Students from The Regis School have been selected to champion a global Special Olympics campaign.
A group from the Bognor Regis school attended a Youth Summit at Gilwell Park today to launch the campaign as part of a global movement to break down barriers for young people with intellectual learning disabilities.
The students, among 100 young people from London and the south, were joined by Olympic 100m finalist Jeanette Kwakye and Paralympic swimmer Kate Grey.
The Youth Summit is one of eight special events being held across the country to launch Play Unified, a new Special Olympics GB campaign delivered in partnership with national charity Youth Sport Trust.

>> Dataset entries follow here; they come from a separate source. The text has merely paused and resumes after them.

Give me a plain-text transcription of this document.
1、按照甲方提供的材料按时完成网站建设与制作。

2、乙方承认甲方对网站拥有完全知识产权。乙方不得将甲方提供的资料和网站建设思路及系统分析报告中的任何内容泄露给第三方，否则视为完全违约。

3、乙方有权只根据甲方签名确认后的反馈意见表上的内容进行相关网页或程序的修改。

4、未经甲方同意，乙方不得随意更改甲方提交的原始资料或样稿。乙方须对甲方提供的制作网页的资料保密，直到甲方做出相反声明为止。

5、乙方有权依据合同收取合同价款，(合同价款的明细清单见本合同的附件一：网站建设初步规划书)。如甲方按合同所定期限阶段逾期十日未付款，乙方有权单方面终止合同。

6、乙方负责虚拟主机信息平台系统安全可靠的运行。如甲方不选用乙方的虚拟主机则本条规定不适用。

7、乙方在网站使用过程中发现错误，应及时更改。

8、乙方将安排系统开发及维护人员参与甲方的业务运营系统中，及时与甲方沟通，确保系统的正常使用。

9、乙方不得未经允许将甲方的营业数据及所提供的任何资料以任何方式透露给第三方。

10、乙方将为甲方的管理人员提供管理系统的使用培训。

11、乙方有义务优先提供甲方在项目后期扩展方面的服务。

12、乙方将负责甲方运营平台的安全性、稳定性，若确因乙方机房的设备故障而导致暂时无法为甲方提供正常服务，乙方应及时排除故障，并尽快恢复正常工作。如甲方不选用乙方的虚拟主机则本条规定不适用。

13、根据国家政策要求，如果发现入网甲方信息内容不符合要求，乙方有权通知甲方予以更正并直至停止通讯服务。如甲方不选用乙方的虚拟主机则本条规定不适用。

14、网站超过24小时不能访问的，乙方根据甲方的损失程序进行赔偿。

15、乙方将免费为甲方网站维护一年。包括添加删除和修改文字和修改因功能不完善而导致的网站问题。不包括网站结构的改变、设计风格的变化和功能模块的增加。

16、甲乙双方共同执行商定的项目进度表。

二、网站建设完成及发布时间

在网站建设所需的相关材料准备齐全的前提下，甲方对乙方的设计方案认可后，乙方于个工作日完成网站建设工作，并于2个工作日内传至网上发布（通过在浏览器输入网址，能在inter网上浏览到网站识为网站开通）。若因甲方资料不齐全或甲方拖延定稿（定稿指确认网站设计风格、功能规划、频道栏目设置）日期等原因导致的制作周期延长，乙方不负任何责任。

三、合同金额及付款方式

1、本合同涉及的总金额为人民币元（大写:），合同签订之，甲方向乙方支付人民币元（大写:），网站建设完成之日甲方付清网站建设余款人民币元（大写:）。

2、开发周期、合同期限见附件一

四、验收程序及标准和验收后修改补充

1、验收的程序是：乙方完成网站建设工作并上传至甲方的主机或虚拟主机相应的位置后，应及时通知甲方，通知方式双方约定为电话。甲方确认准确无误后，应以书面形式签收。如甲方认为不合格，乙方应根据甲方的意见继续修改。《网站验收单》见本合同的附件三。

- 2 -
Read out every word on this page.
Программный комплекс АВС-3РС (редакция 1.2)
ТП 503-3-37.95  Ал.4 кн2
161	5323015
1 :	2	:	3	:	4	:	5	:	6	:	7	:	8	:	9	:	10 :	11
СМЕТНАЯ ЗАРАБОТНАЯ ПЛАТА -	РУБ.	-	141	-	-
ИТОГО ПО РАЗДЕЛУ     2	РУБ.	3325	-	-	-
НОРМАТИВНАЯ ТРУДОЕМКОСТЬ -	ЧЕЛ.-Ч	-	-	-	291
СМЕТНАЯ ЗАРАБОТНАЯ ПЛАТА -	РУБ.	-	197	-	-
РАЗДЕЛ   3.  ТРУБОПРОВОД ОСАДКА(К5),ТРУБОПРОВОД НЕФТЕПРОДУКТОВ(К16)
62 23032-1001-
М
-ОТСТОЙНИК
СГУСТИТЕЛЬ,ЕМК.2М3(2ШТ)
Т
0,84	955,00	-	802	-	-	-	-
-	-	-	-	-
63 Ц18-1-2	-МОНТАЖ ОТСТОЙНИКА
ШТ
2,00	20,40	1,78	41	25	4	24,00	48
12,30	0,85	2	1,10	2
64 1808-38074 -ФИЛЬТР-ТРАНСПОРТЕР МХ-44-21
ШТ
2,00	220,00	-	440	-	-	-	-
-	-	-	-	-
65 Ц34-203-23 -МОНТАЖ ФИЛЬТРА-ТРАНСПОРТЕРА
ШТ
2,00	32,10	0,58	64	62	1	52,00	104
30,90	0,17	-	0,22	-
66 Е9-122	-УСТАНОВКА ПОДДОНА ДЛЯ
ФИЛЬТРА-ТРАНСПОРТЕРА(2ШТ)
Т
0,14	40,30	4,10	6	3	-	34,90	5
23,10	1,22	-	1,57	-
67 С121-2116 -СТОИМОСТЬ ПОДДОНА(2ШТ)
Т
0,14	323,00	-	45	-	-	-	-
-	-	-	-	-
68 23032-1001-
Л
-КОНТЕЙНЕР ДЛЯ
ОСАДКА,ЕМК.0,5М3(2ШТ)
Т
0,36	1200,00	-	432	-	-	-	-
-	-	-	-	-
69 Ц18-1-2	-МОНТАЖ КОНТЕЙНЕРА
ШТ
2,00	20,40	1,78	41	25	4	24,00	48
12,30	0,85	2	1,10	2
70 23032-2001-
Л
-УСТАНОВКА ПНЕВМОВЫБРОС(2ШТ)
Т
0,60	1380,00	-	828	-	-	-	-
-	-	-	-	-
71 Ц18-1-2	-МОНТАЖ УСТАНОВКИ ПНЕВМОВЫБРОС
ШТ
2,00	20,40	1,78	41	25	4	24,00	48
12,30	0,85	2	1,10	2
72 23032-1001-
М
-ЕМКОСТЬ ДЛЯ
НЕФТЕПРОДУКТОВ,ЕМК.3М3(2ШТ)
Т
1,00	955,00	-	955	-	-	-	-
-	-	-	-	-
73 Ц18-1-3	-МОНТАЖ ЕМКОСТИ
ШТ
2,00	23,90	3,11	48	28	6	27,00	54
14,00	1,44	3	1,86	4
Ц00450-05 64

The campaign, funded by DCMS and jointly administered by DCMS and Sport England, aims to use sport and leadership skills to change perceptions of and attitudes towards young people with intellectual disabilities.
Ultimately, Play Unified seeks to break down barriers that exist for people with intellectual disabilities – both on and off the pitch – creating a ‘unified generation’.
Karen Wallin, chief executive of Special Olympics GB, said: “Play Unified is a global Special Olympics campaign aimed at breaking down the barriers and misconceptions towards people with intellectual disabilities.
“People with intellectual disabilities say they want to be included as equals in society. The Unified Generation will lead our movement and will do so by simply playing unified.”
The Young Ambassadors, both with and without intellectual disabilities, who have been selected for their leadership qualities.
The summit educated, motivated and empowered the young people to create positive change, promote inclusion and provided opportunities for young people to take part in sport.
Ali Oliver, chief executive of the Youth Sport Trust, said: “The Special Olympics GB Play Unified Summits delivered by the Youth Sport Trust provide a unique opportunity to inspire and empower young people with and without disabilities to become leaders in their schools, creating positive change and developing more opportunities for young people to take part in sport.
“Through these summits we will use the power of sport to provide a platform for young people to understand and value their peers with intellectual disabilities, build their confidence and give them the opportunity make new friends. Ultimately we want to create a unified generation.”
Play Unified is inspired by a simple principle, training together and playing together is a quick path to understanding, acceptance and friendship – a principle that will be central to the summit.
Play Unified will be rolled out in 200 schools nationwide over the next two years, involving more than 18,000 young people.